As comunidades do mundo sempre viveram voltadas para si próprias; sua cultura, sua economia, sua religião... Na Mesopotâmia as primeiras aglomerações humanas, chamadas cidades-estados, eram assim denominadas por serem independentes umas das outras. As guerras constantes por conquistar os povos vizinhos, faziam deles inimigos mortais. A guerra na Grécia antiga era tão normal que se faziam os jogos olímpicos em homenagem a Zeus, pai dos deuses e morador do monte Olimpo a fim de desfrutarem de alguns dias de paz.
“Os gregos antigos aceitavam a guerra como um fato natural, assim como o nascimento ou a morte, acerca do qual nada poderia ser feito. Essa evidência deve ser relacionada a um mundo fundado sobre o uso da violência.” (Marcos A. P. de Souza)

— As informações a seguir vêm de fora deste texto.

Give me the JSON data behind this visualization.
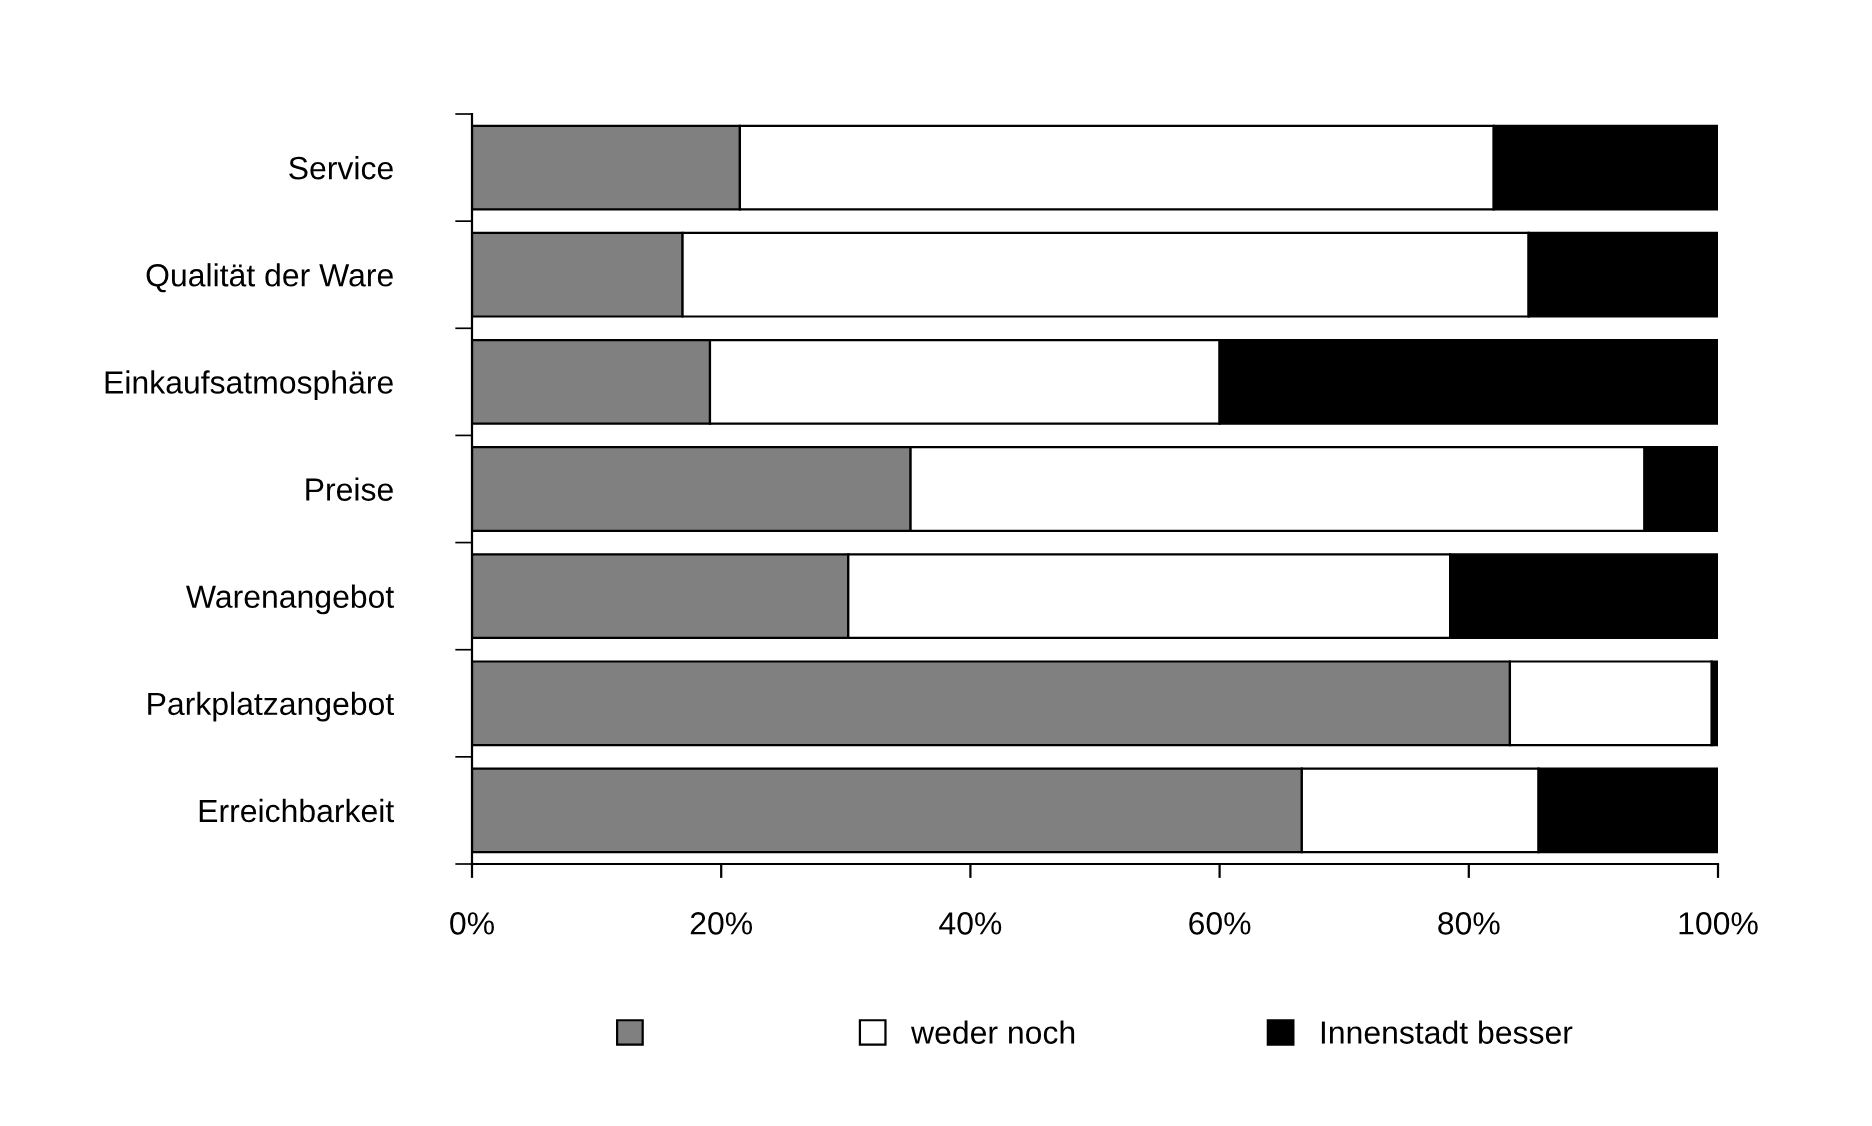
{
  "chart_data": {
    "type": "bar",
    "orientation": "horizontal",
    "stacked": true,
    "categories": [
      "Service",
      "Qualität der Ware",
      "Einkaufsatmosphäre",
      "Preise",
      "Warenangebot",
      "Parkplatzangebot",
      "Erreichbarkeit"
    ],
    "series": [
      {
        "color": "#808080",
        "values": [
          21.5,
          16.9,
          19.1,
          35.2,
          30.2,
          83.3,
          66.6
        ]
      },
      {
        "name": "weder noch",
        "color": "#ffffff",
        "values": [
          60.5,
          67.9,
          40.9,
          58.9,
          48.3,
          16.2,
          19.0
        ]
      },
      {
        "name": "Innenstadt besser",
        "color": "#000000",
        "values": [
          18.0,
          15.2,
          40.0,
          5.9,
          21.5,
          0.5,
          14.4
        ]
      }
    ],
    "xlim": [
      0,
      100
    ],
    "xticks": [
      {
        "value": 0,
        "label": "0%"
      },
      {
        "value": 20,
        "label": "20%"
      },
      {
        "value": 40,
        "label": "40%"
      },
      {
        "value": 60,
        "label": "60%"
      },
      {
        "value": 80,
        "label": "80%"
      },
      {
        "value": 100,
        "label": "100%"
      }
    ],
    "legend": "bottom",
    "grid": false
  }
}
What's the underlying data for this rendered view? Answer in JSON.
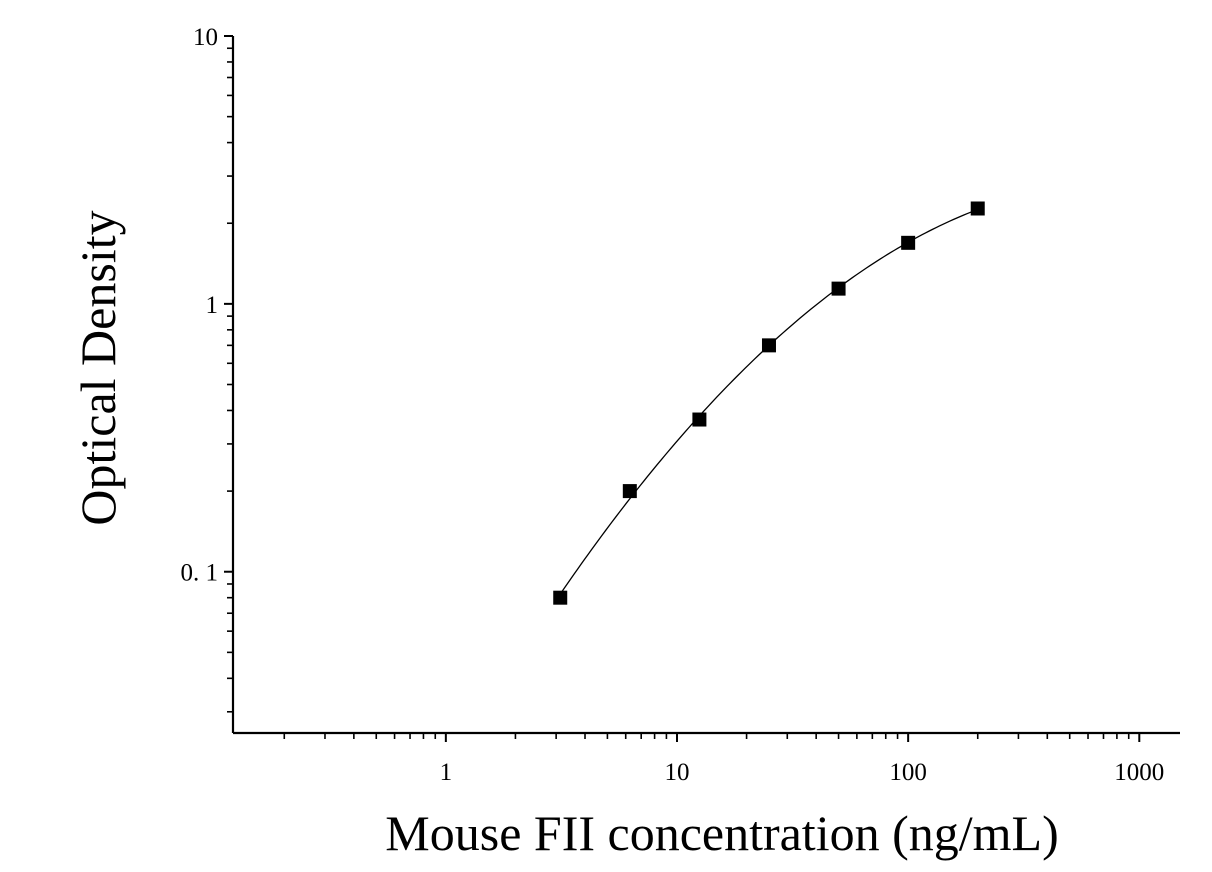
{
  "chart_data": {
    "type": "scatter",
    "xscale": "log",
    "yscale": "log",
    "xlabel": "Mouse FII concentration (ng/mL)",
    "ylabel": "Optical Density",
    "xlim": [
      0.12,
      1500
    ],
    "ylim": [
      0.025,
      10
    ],
    "x_ticks": [
      {
        "value": 1,
        "label": "1"
      },
      {
        "value": 10,
        "label": "10"
      },
      {
        "value": 100,
        "label": "100"
      },
      {
        "value": 1000,
        "label": "1000"
      }
    ],
    "y_ticks": [
      {
        "value": 0.1,
        "label": "0. 1"
      },
      {
        "value": 1,
        "label": "1"
      },
      {
        "value": 10,
        "label": "10"
      }
    ],
    "grid": false,
    "legend": "none",
    "series": [
      {
        "x": [
          3.125,
          6.25,
          12.5,
          25,
          50,
          100,
          200
        ],
        "y": [
          0.08,
          0.2,
          0.37,
          0.7,
          1.14,
          1.69,
          2.27
        ],
        "marker": "square",
        "fit_curve": true
      }
    ],
    "colors": {
      "axis": "#000000",
      "marker": "#000000",
      "curve": "#000000",
      "background": "#ffffff"
    }
  }
}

Na época em que Jesus viveu, Israel era dominado pelos romanos que lhe cobravam altos impostos e lhe impunham severas leis. Na Idade Média, os Papas impunham a “Trégua de Deus” nas festas religiosas para amenizar um pouco as constantes guerras. 1ª e 2ª Guerra Mundial, conseqüências desastrosas do espírito de cobiça e dominação dos europeus.
Muito perto de nós, tempos da guerra-fria, o comunismo dominava ideologicamente, países do leste europeu, da Ásia e Cuba, na América. O mundo então viveu a expectativa de uma possível 3ª guerra mundial, pois comunismo e capitalismo se confrontavam em uma guerra ideológica que parecia não ter fim.
Hoje de certa forma, tudo isto terminou... vivemos a globalização! Um mundo cujos pensamentos e anseios são de boa convivência entre as pessoas e entre a maioria dos países, que já fazem encontros de representantes até dentro de uma estação espacial em órbita da terra. Um mundo em que o comércio de mercadorias e de idéias transcedem as fronteiras dos próprios países e o conhecimento é obtido através de meios de comunicação inacreditáveis no passado como a Internet.
De acordo com o Papa Bento XVI existem três desafios para os povos deste mundo globalizado:
1º - Desenvolvimento sustentável
2º - Conceito da Pessoa Humana e nossos relacionamentos recíprocos.
3º - Valores espirituais
“Para enfrentar tais desafios, somente o amor ao próximo pode inspirar em nós a justiça ao serviço da vida e a promoção da dignidade humana. Exclusivamente o amor no seio da família, alicerçado num homem e numa mulher criados à imagem de Deus, pode garantir a solidariedade intergeracional, que há de transmitir o amor e a justiça às gerações vindouras. Só a caridade pode encorajar-nos a inserir a pessoa humana no fulcro da vida na sociedade e no cerne de um mundo globalizado, governado pela justiça.”(Bento XVI – 28/04/2007)
Se esquentamos o globo, no passado, é hora de esfriá-lo, se derrubamos as árvores é hora de plantarmos outras e cuidarmos das que restaram. Podemos continuar desenvolvendo o mundo, mas com a sustentação adequada para que as gerações vindouras não pereçam.
Também com relação à pessoa humana, não podemos esquecer que somos seres criados à imagem e semelhança de Deus, o nosso corpo guarda uma alma que merece ser respeitada. Toda forma de vida humana deve ser preservada, desde a sua concepção até a morte. Quanto mais carente, mais enfermo, mais idoso, maior deve ser a nossa atenção, o nosso carinho, o nosso respeito.
Os valores espirituais não devem fugir de nossa mente um só momento. Muito pelo contrário, a cada dia, dar tudo que for possível para difundir o Evangelho de Jesus Cristo na mente das pessoas, para que todos possamos deixar de lado a lei antiga: “Olho por olho, dente por dente” e viver o Seu mandamento novo: “Amai-vos uns aos outros como Eu vos amei.”